Deletion of Cacna1c (Ca V 1.2) in D1-expressing cells elicits divergent sex-specific effects on aversive and spatial memories.
Overview
abstract
Dopamine signaling is critical for cognitive and emotional regulation and is implicated in multiple neuropsychiatric disorders. One downstream effector of dopamine is the L-type calcium channel Ca V 1.2, encoded by the risk gene CACNA1C . Genome-wide association studies have consistently linked CACNA1C single nucleotide polymorphisms to schizophrenia, bipolar disorder, and related conditions. We previously showed that homozygous deletion of Cacna1c in dopamine receptor 1 (D1)-expressing cells enhances remote (30 days post-training) contextual fear memory in male mice. Here, we extend these findings by examining sex- and gene dosage-specific behavioral consequences of Cacna1c loss in D1 cells.

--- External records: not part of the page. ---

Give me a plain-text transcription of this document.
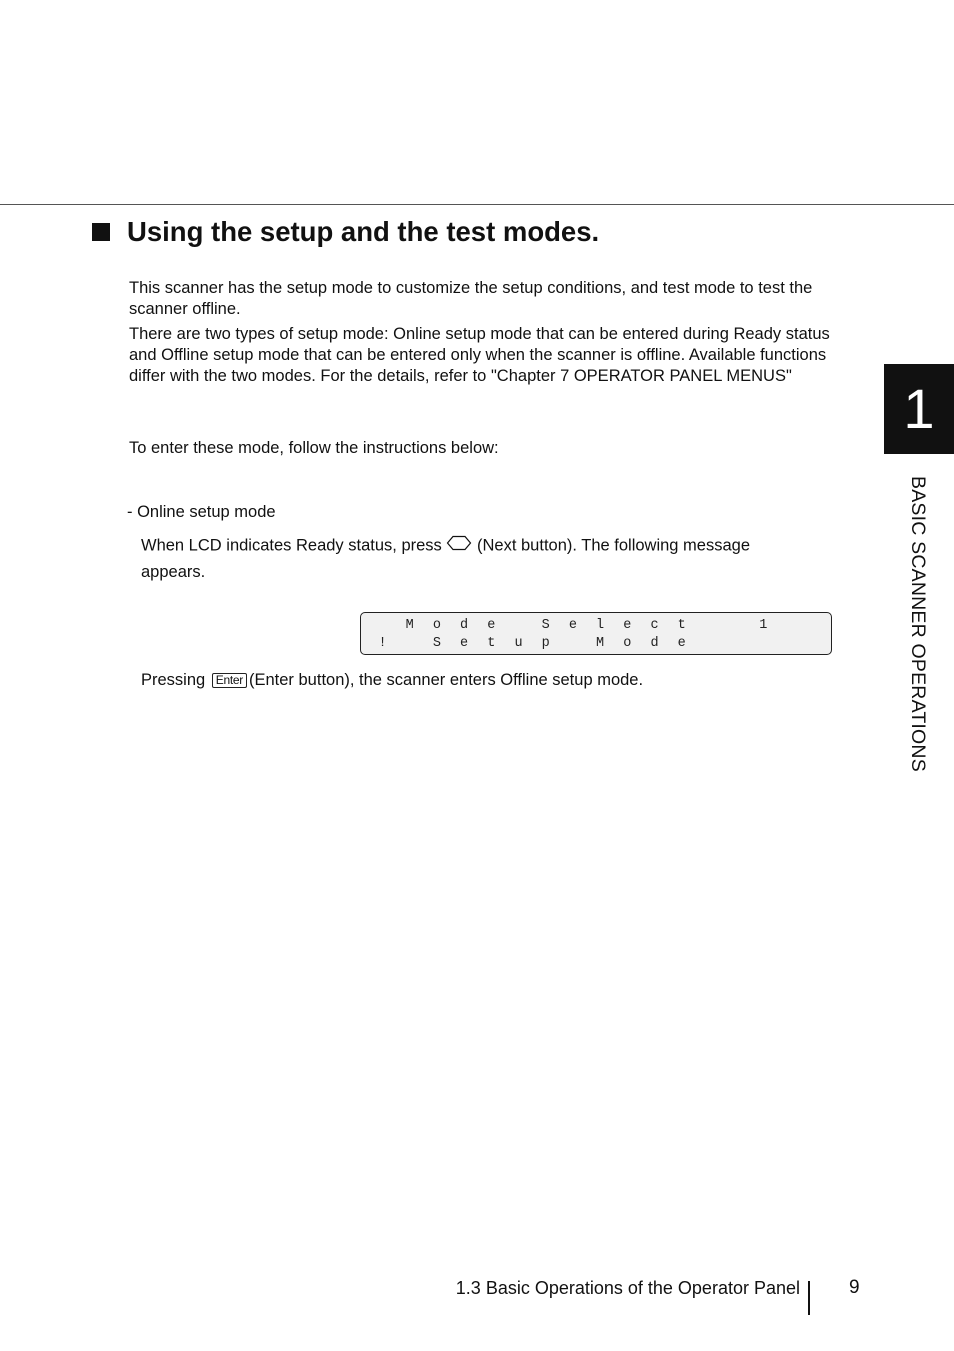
Using the setup and the test modes.

This scanner has the setup mode to customize the setup conditions, and test mode to test the scanner offline.

There are two types of setup mode: Online setup mode that can be entered during Ready status and Offline setup mode that can be entered only when the scanner is offline. Available functions differ with the two modes. For the details, refer to "Chapter 7 OPERATOR PANEL MENUS"

To enter these mode, follow the instructions below:

- Online setup mode

When LCD indicates Ready status, press (Next button). The following message

appears.

M	o	d	e	S	e	l	e	c	t	1
!	S	e	t	u	p	M	o	d	e

Pressing Enter (Enter button), the scanner enters Offline setup mode.

1
BASIC SCANNER OPERATIONS
1.3 Basic Operations of the Operator Panel	9
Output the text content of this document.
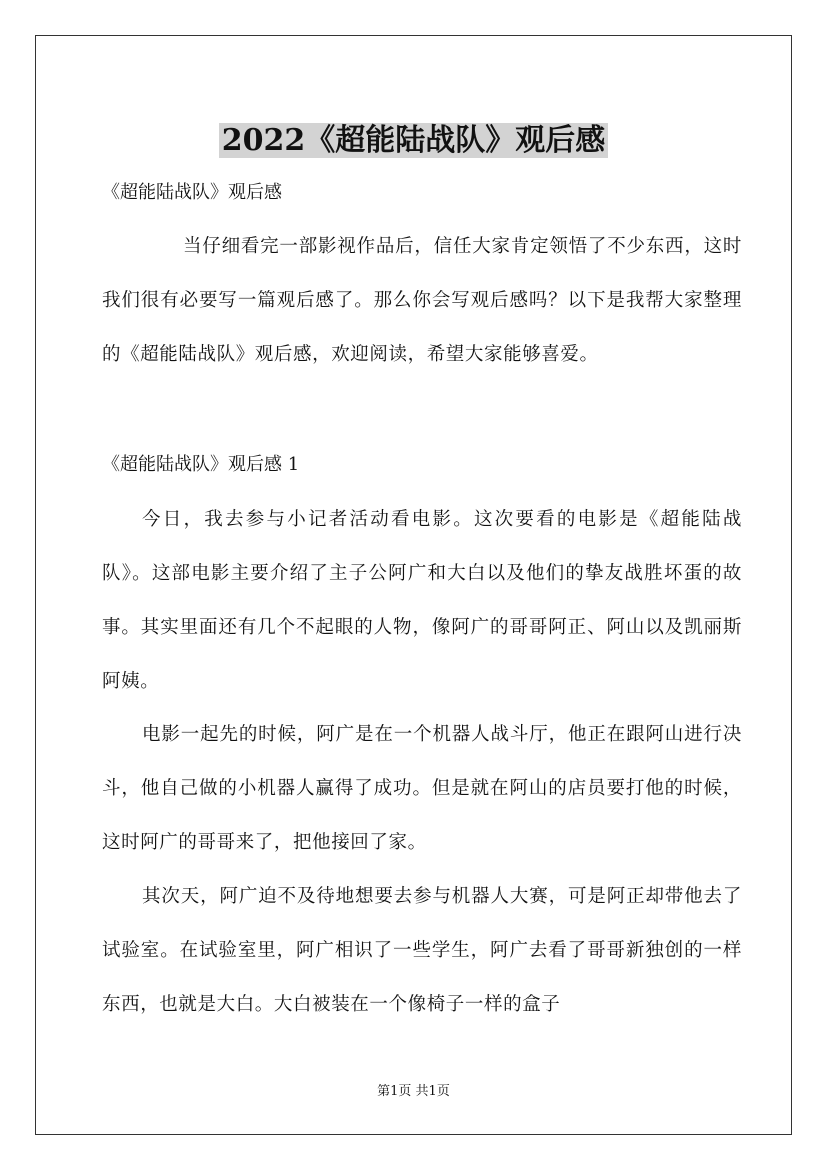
2022《超能陆战队》观后感

《超能陆战队》观后感

当仔细看完一部影视作品后，信任大家肯定领悟了不少东西，这时我们很有必要写一篇观后感了。那么你会写观后感吗？以下是我帮大家整理的《超能陆战队》观后感，欢迎阅读，希望大家能够喜爱。

《超能陆战队》观后感 1

今日，我去参与小记者活动看电影。这次要看的电影是《超能陆战队》。这部电影主要介绍了主子公阿广和大白以及他们的挚友战胜坏蛋的故事。其实里面还有几个不起眼的人物，像阿广的哥哥阿正、阿山以及凯丽斯阿姨。

电影一起先的时候，阿广是在一个机器人战斗厅，他正在跟阿山进行决斗，他自己做的小机器人赢得了成功。但是就在阿山的店员要打他的时候，这时阿广的哥哥来了，把他接回了家。

其次天，阿广迫不及待地想要去参与机器人大赛，可是阿正却带他去了试验室。在试验室里，阿广相识了一些学生，阿广去看了哥哥新独创的一样东西，也就是大白。大白被装在一个像椅子一样的盒子

第1页 共1页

We find that D1- Cacna1c deletion produces a sex- and gene dosage-dependent effect on fear memory. In males, homozygous loss of D1- Cacna1c heightens remote contextual fear at 30-days post-training, replicating prior findings, whereas partial loss had no effect. Cue-associated fear memory remained unaffected across genotypes. In contrast, females exhibited heightened contextual fear with both heterozygous and homozygous D1- Cacna1c loss at 24-hrs, 7-days, and 30-days post-training, indicating increased sensitivity to contextual aversive learning. Cue-associated fear memory was higher at 24-hrs but normalized at later time points in females. In the Water Y-maze, males with heterozygous or homozygous D1- Cacna1c loss showed impaired spatial memory at 7-days post-training, whereas females were unaffected. D1- Cacna1c deletion reduced locomotor activity selectively in females during the initial 5-mins of a 60-min session, with no genotype effects in males. Social interaction and anxiety-like behavior were unchanged across groups. Together, these findings highlight the interplay between dopamine receptor signaling and calcium channel function in shaping sex-dependent aspects of memory.